I’ve never really got the point of Australia Day. I’ve never felt so much nationalistic pride that I want to put on my flag bikini and listen to some shit middle-of-the-road Aussie music while drinking a beer chanting ‘Aussie Aussie Aussie’. Perhaps we could change the call and response from Oi Oi Oi to Sorry Sorry Sorry.
Australia Day always feels like Bogan Day. I’d be happy with a public holiday for that. At least it’s honest and isn’t attempting to be inclusive. As a white woman who lives with white-woman privilege I don’t feel invested in Australia Day. My friends in Bondi tell me they don’t go out. It’s dangerous. People get violent. They get violent because Australia Day is basically a nationwide outdoor binge-drinking session followed by a few blues.
I love my country, but I love it so much I don’t want to drop beer cans and ciggie butts all over it. I love my country so I want to do something useful to protect it, such as Stopping Adani and saving our reef. I love my country so I want to make it a better and fairer place for all. I don’t wake up on 26 January desperate to dance naked in thongs while eating a sausage sanga to commemorate Captain Cook rocking up uninvited at Sydney Cove. I’ve never felt like putting a flag on my aerial and driving around yelling abuse at migrants and anyone else who isn’t some small-eyed whitey because the English government at the time decided to send their unwanted out here. I find it weird that we celebrate what is ostensibly a break and enter. Australia Day really is a celebration for the English. It was a successful land grab by their empire. You wouldn’t get away with the whole ‘there was no-one home’ routine these days. We’ve got Facebook. And international law. You can’t just rock up to other people’s countries and claim it with your silly piece of fabric on a stick. It was their version of Manus Island. So why are we celebrating that?

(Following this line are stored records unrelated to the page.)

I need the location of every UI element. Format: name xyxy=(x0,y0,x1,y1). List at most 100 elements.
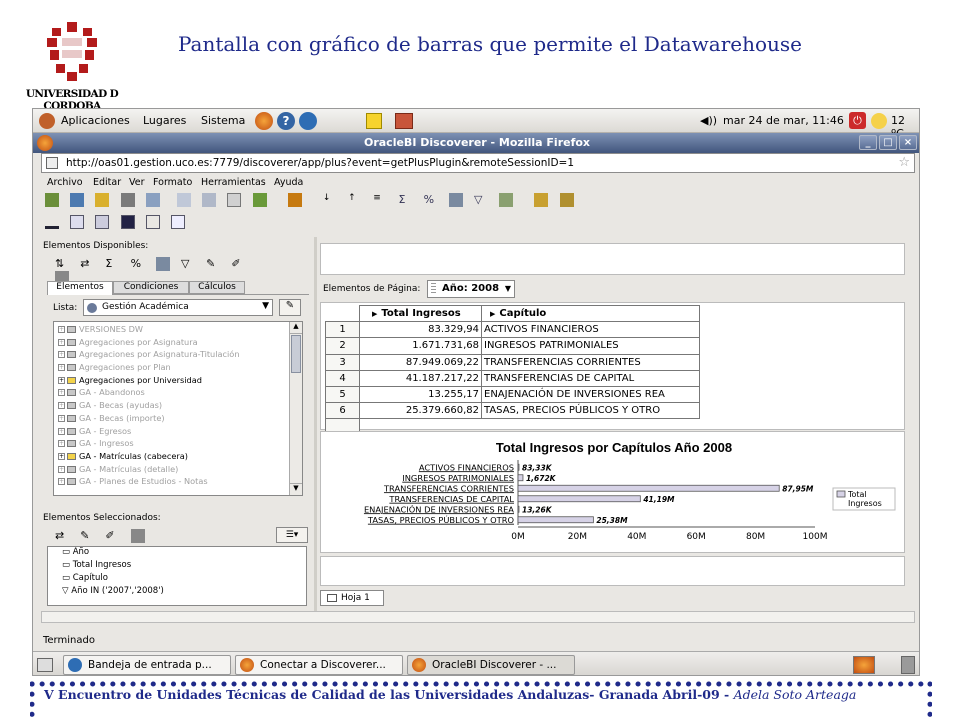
expand-icon[interactable]: + xyxy=(58,440,65,448)
expand-icon[interactable]: + xyxy=(58,376,65,384)
expand-icon[interactable]: + xyxy=(58,338,65,346)
percent-icon[interactable]: % xyxy=(424,193,438,207)
expand-icon[interactable]: + xyxy=(58,452,65,460)
cube-icon[interactable] xyxy=(145,215,160,229)
panel-icon[interactable] xyxy=(120,215,135,229)
scroll-thumb[interactable] xyxy=(291,335,301,373)
tree-item[interactable]: + VERSIONES DW xyxy=(54,324,290,337)
calculation-icon[interactable] xyxy=(448,193,463,207)
save-icon[interactable] xyxy=(95,193,110,207)
table-row[interactable]: 5 13.255,17 ENAJENACIÓN DE INVERSIONES REA xyxy=(325,385,700,404)
list-select[interactable]: Gestión Académica ▼ xyxy=(83,299,273,316)
tree-item[interactable]: + Agregaciones por Asignatura xyxy=(54,337,290,350)
firefox-launcher-icon[interactable] xyxy=(255,112,273,130)
minimize-button[interactable]: _ xyxy=(859,135,877,150)
open-icon[interactable] xyxy=(70,193,85,207)
sort-desc-icon[interactable]: ↑ xyxy=(348,193,362,207)
filter-icon[interactable]: ▽ xyxy=(474,193,488,207)
tree-item[interactable]: + GA - Abandonos xyxy=(54,387,290,400)
tree-item[interactable]: + GA - Egresos xyxy=(54,426,290,439)
notes-icon[interactable] xyxy=(366,113,382,129)
tree-item[interactable]: + Agregaciones por Plan xyxy=(54,362,290,375)
trash-icon[interactable] xyxy=(901,656,915,674)
expand-icon[interactable]: + xyxy=(58,351,65,359)
new-workbook-icon[interactable] xyxy=(45,193,59,207)
show-desktop-icon[interactable] xyxy=(37,658,53,672)
run-icon[interactable] xyxy=(287,193,302,207)
condition-icon[interactable] xyxy=(559,193,574,207)
horizontal-scrollbar[interactable] xyxy=(41,611,915,623)
screenshot-icon[interactable] xyxy=(395,113,413,129)
menu-herramientas[interactable]: Herramientas xyxy=(201,177,266,188)
firefox-tray-icon[interactable] xyxy=(853,656,875,674)
task-discoverer[interactable]: OracleBI Discoverer - ... xyxy=(407,655,575,675)
clock[interactable]: mar 24 de mar, 11:46 xyxy=(723,114,844,127)
url-bar[interactable]: http://oas01.gestion.uco.es:7779/discove… xyxy=(41,153,915,173)
expand-icon[interactable]: + xyxy=(58,414,65,422)
edit-icon[interactable]: ✎ xyxy=(80,529,94,543)
selected-item[interactable]: ▭ Total Ingresos xyxy=(48,560,306,573)
calculation-icon[interactable] xyxy=(155,257,170,271)
header-total-ingresos[interactable]: ▶ Total Ingresos xyxy=(359,304,482,323)
year-selector[interactable]: Año: 2008 ▼ xyxy=(427,280,515,298)
selected-item[interactable]: ▭ Capítulo xyxy=(48,573,306,586)
parameter-icon[interactable] xyxy=(534,193,549,207)
edit-list-icon[interactable]: ✎ xyxy=(279,299,301,316)
selected-item[interactable]: ▭ Año xyxy=(48,547,306,560)
tab-elementos[interactable]: Elementos xyxy=(47,281,113,295)
window-title-bar[interactable]: OracleBI Discoverer - Mozilla Firefox _ … xyxy=(33,133,919,153)
weather-icon[interactable] xyxy=(871,113,887,129)
rename-icon[interactable]: ✐ xyxy=(105,529,119,543)
scroll-up-button[interactable]: ▲ xyxy=(290,322,302,334)
delete-icon[interactable] xyxy=(130,529,145,543)
panel-divider[interactable] xyxy=(314,237,317,617)
help-icon[interactable]: ? xyxy=(277,112,295,130)
list-options-button[interactable]: ☰▾ xyxy=(276,527,308,543)
tree-item[interactable]: + GA - Matrículas (cabecera) xyxy=(54,451,290,464)
table-row[interactable]: 6 25.379.660,82 TASAS, PRECIOS PÚBLICOS Y … xyxy=(325,402,700,420)
menu-lugares[interactable]: Lugares xyxy=(143,114,186,127)
columns-icon[interactable] xyxy=(227,193,242,207)
tree-item[interactable]: + GA - Becas (importe) xyxy=(54,413,290,426)
expand-icon[interactable]: + xyxy=(58,478,65,486)
sum-icon[interactable]: Σ xyxy=(105,257,119,271)
task-mail[interactable]: Bandeja de entrada p... xyxy=(63,655,231,675)
grid-layout-icon[interactable] xyxy=(95,215,110,229)
menu-ayuda[interactable]: Ayuda xyxy=(274,177,303,188)
tree-item[interactable]: + GA - Matrículas (detalle) xyxy=(54,464,290,477)
tab-calculos[interactable]: Cálculos xyxy=(189,281,245,294)
layout-icon[interactable] xyxy=(45,215,59,229)
group-sort-icon[interactable]: ≡ xyxy=(373,193,387,207)
table-row[interactable]: 4 41.187.217,22 TRANSFERENCIAS DE CAPITAL xyxy=(325,369,700,387)
expand-icon[interactable]: + xyxy=(58,364,65,372)
expand-icon[interactable]: + xyxy=(58,427,65,435)
edit-icon[interactable]: ✎ xyxy=(206,257,220,271)
selected-items-tree[interactable]: ▭ Año ▭ Total Ingresos ▭ Capítulo ▽ Año … xyxy=(47,546,307,606)
menu-ver[interactable]: Ver xyxy=(129,177,145,188)
tree-item[interactable]: + GA - Planes de Estudios - Notas xyxy=(54,476,290,489)
menu-editar[interactable]: Editar xyxy=(93,177,121,188)
selected-item[interactable]: ▽ Año IN ('2007','2008') xyxy=(48,586,306,599)
bookmark-star-icon[interactable]: ☆ xyxy=(898,155,910,170)
expand-icon[interactable]: + xyxy=(58,389,65,397)
tree-item[interactable]: + GA - Becas (ayudas) xyxy=(54,400,290,413)
tree-item[interactable]: + Agregaciones por Asignatura-Titulación xyxy=(54,349,290,362)
graph-icon[interactable] xyxy=(252,193,267,207)
remove-item-icon[interactable]: ⇄ xyxy=(80,257,94,271)
table-row[interactable]: 2 1.671.731,68 INGRESOS PATRIMONIALES xyxy=(325,337,700,355)
expand-icon[interactable]: + xyxy=(58,402,65,410)
url-text[interactable]: http://oas01.gestion.uco.es:7779/discove… xyxy=(66,157,574,169)
tree-scrollbar[interactable]: ▲ ▼ xyxy=(289,322,302,495)
drill-icon[interactable] xyxy=(499,193,514,207)
table-row[interactable]: 3 87.949.069,22 TRANSFERENCIAS CORRIENTES xyxy=(325,353,700,371)
mail-launcher-icon[interactable] xyxy=(299,112,317,130)
menu-aplicaciones[interactable]: Aplicaciones xyxy=(61,114,130,127)
gnome-foot-icon[interactable] xyxy=(39,113,55,129)
expand-icon[interactable]: + xyxy=(58,465,65,473)
move-item-icon[interactable]: ⇄ xyxy=(55,529,69,543)
available-items-tree[interactable]: + VERSIONES DW + Agregaciones por Asignatur… xyxy=(53,321,303,496)
maximize-button[interactable]: □ xyxy=(879,135,897,150)
power-icon[interactable]: ⏻ xyxy=(849,112,866,129)
crosstab-icon[interactable] xyxy=(202,193,217,207)
matrix-icon[interactable] xyxy=(170,215,185,229)
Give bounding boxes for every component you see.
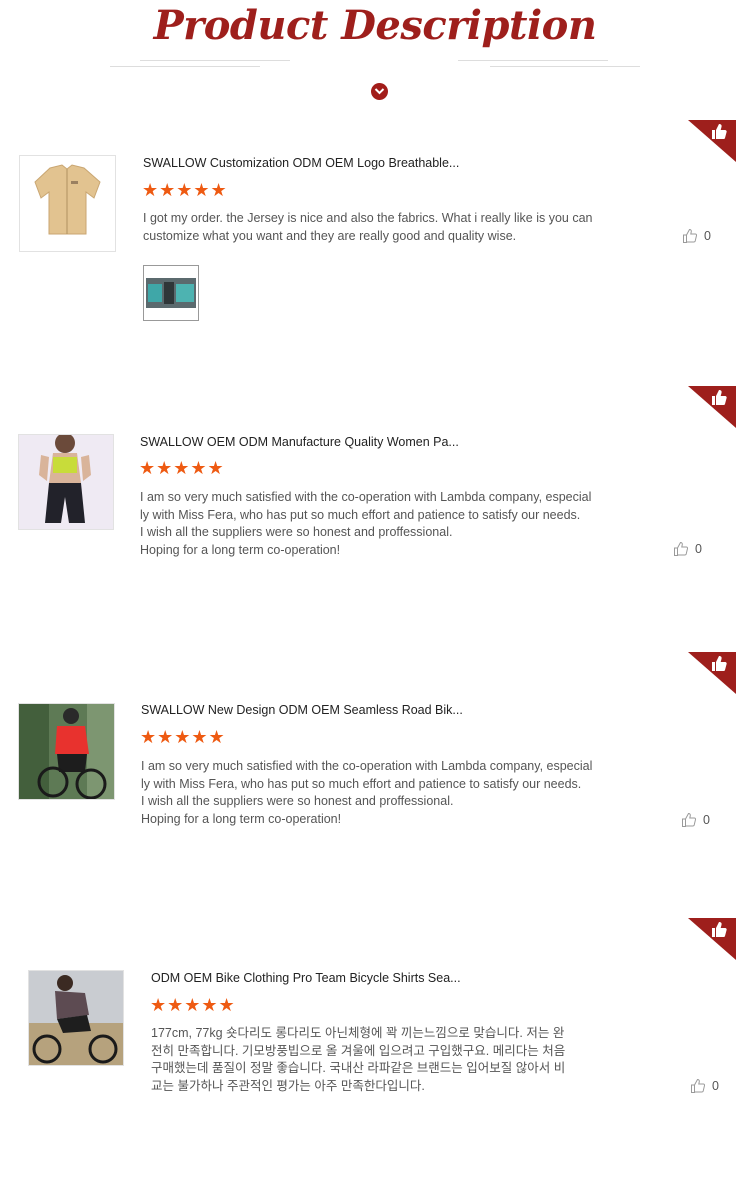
divider-left-top	[140, 60, 290, 61]
review-line: 전히 만족합니다. 기모방풍빕으로 올 겨울에 입으려고 구입했구요. 메리다는…	[151, 1043, 566, 1058]
thumbs-up-corner-icon	[688, 386, 736, 428]
product-image[interactable]	[18, 703, 115, 800]
review-line: I wish all the suppliers were so honest …	[140, 525, 453, 539]
page-header: Product Description	[0, 0, 750, 110]
thumbs-up-corner-icon	[688, 918, 736, 960]
thumbs-up-corner-icon	[688, 120, 736, 162]
review-card: SWALLOW OEM ODM Manufacture Quality Wome…	[0, 386, 750, 626]
like-button[interactable]: 0	[673, 541, 702, 557]
review-line: I wish all the suppliers were so honest …	[141, 794, 454, 808]
like-count: 0	[703, 813, 710, 827]
page-title: Product Description	[153, 2, 597, 49]
divider-right-top	[458, 60, 608, 61]
like-count: 0	[712, 1079, 719, 1093]
review-line: Hoping for a long term co-operation!	[141, 811, 342, 826]
thumbs-up-corner-icon	[688, 652, 736, 694]
review-card: SWALLOW Customization ODM OEM Logo Breat…	[0, 120, 750, 360]
thumbs-up-outline-icon	[691, 1078, 706, 1093]
product-image[interactable]	[28, 970, 124, 1066]
divider-left	[110, 66, 260, 67]
review-photo-attachment[interactable]	[143, 265, 199, 321]
rating-stars: ★★★★★	[150, 995, 236, 1015]
review-line: 구매했는데 품질이 정말 좋습니다. 국내산 라파같은 브랜드는 입어보질 않아…	[151, 1061, 566, 1075]
review-text: 177cm, 77kg 숏다리도 롱다리도 아닌체형에 꽉 끼는느낌으로 맞습니…	[151, 1025, 565, 1095]
review-line: 교는 불가하나 주관적인 평가는 아주 만족한다입니다.	[151, 1078, 425, 1093]
review-line: customize what you want and they are rea…	[143, 228, 517, 243]
review-line: I am so very much satisfied with the co-…	[140, 490, 592, 504]
review-line: ly with Miss Fera, who has put so much e…	[141, 776, 582, 791]
like-count: 0	[704, 229, 711, 243]
review-card: ODM OEM Bike Clothing Pro Team Bicycle S…	[0, 918, 750, 1168]
like-count: 0	[695, 542, 702, 556]
like-button[interactable]: 0	[681, 812, 710, 828]
like-button[interactable]: 0	[690, 1078, 719, 1094]
product-title[interactable]: SWALLOW Customization ODM OEM Logo Breat…	[143, 156, 459, 170]
review-text: I am so very much satisfied with the co-…	[141, 758, 592, 828]
thumbs-up-outline-icon	[682, 812, 697, 827]
product-title[interactable]: SWALLOW OEM ODM Manufacture Quality Wome…	[140, 435, 459, 449]
review-text: I am so very much satisfied with the co-…	[140, 489, 591, 559]
review-line: 177cm, 77kg 숏다리도 롱다리도 아닌체형에 꽉 끼는느낌으로 맞습니…	[151, 1026, 565, 1040]
divider-right	[490, 66, 640, 67]
review-line: I am so very much satisfied with the co-…	[141, 759, 593, 773]
review-line: I got my order. the Jersey is nice and a…	[143, 211, 593, 225]
review-line: ly with Miss Fera, who has put so much e…	[140, 507, 581, 522]
chevron-down-icon[interactable]	[371, 83, 388, 100]
product-title[interactable]: SWALLOW New Design ODM OEM Seamless Road…	[141, 703, 463, 717]
rating-stars: ★★★★★	[139, 458, 225, 478]
review-card: SWALLOW New Design ODM OEM Seamless Road…	[0, 652, 750, 892]
rating-stars: ★★★★★	[142, 180, 228, 200]
rating-stars: ★★★★★	[140, 727, 226, 747]
like-button[interactable]: 0	[682, 228, 711, 244]
review-line: Hoping for a long term co-operation!	[140, 542, 341, 557]
review-text: I got my order. the Jersey is nice and a…	[143, 210, 593, 245]
product-title[interactable]: ODM OEM Bike Clothing Pro Team Bicycle S…	[151, 971, 461, 985]
product-image[interactable]	[18, 434, 114, 530]
thumbs-up-outline-icon	[683, 228, 698, 243]
thumbs-up-outline-icon	[674, 541, 689, 556]
product-image[interactable]	[19, 155, 116, 252]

Australia was somewhere else to deal with a social problem the English weren’t prepared to face in their own country. Ironically we celebrate the English stealing a country to send their poorest and most disenfranchised people. The descendants of the poorest and the most disenfranchised are often those celebrating the hardest. I don’t get it.
Right now there’s a campaign to move the date. I say let’s not just move the date, let’s just lose the date. Let’s just can the whole thing. Australia Day is boring. It’s pointless and it’s embarrassing. We haven’t got that much to celebrate. Don’t get me wrong: I’m not against public holidays, but commemorating invasion and the generations of trauma inflicted on Indigenous peoples of this country with a barbecue? That’s just cruel. If someone rocked up at my place and stole my home and then continued to rub it in every year with a giant ‘how good is my new house’ street party I’d be pissed off.
Sure, Australia Day is supposed to be about different stuff now – celebrating who we are as Australians today. Celebrating ‘diversity’. That’s a joke. If I were ‘diverse’ I would stay inside and lock the doors. Drunk Aussies on Aussie Day have a history of beating up Diverse Australians. And before you start bleating on about our Freedom and being the lucky country, let’s have a good hard look at what’s behind that flimsy curtain of nationalistic fervour. Oh, we’ve destroyed one of the world’s natural wonders – the Barrier Reef – with coal mining and climate change. Oops. Quick, cover it up with a flag and drink a beer on it. There are nearly two women dying at the hands of their partners every week. Shit, we need more flags. And more beer. That’s nearly 100 bodies a year to cover. We abandon the world’s most vulnerable citizens – pushing them into offshore detention centres where we don’t have to see them. More flags to cover the shame and we’re going to have to buy a pub. And then there are our own Indigenous nations living in third-world poverty… Aussie Ausssie Aussie? I don’t feel particularly much like getting out the party hooters.
Can you tell me what exactly we are celebrating here? Because I, for one, don’t get it.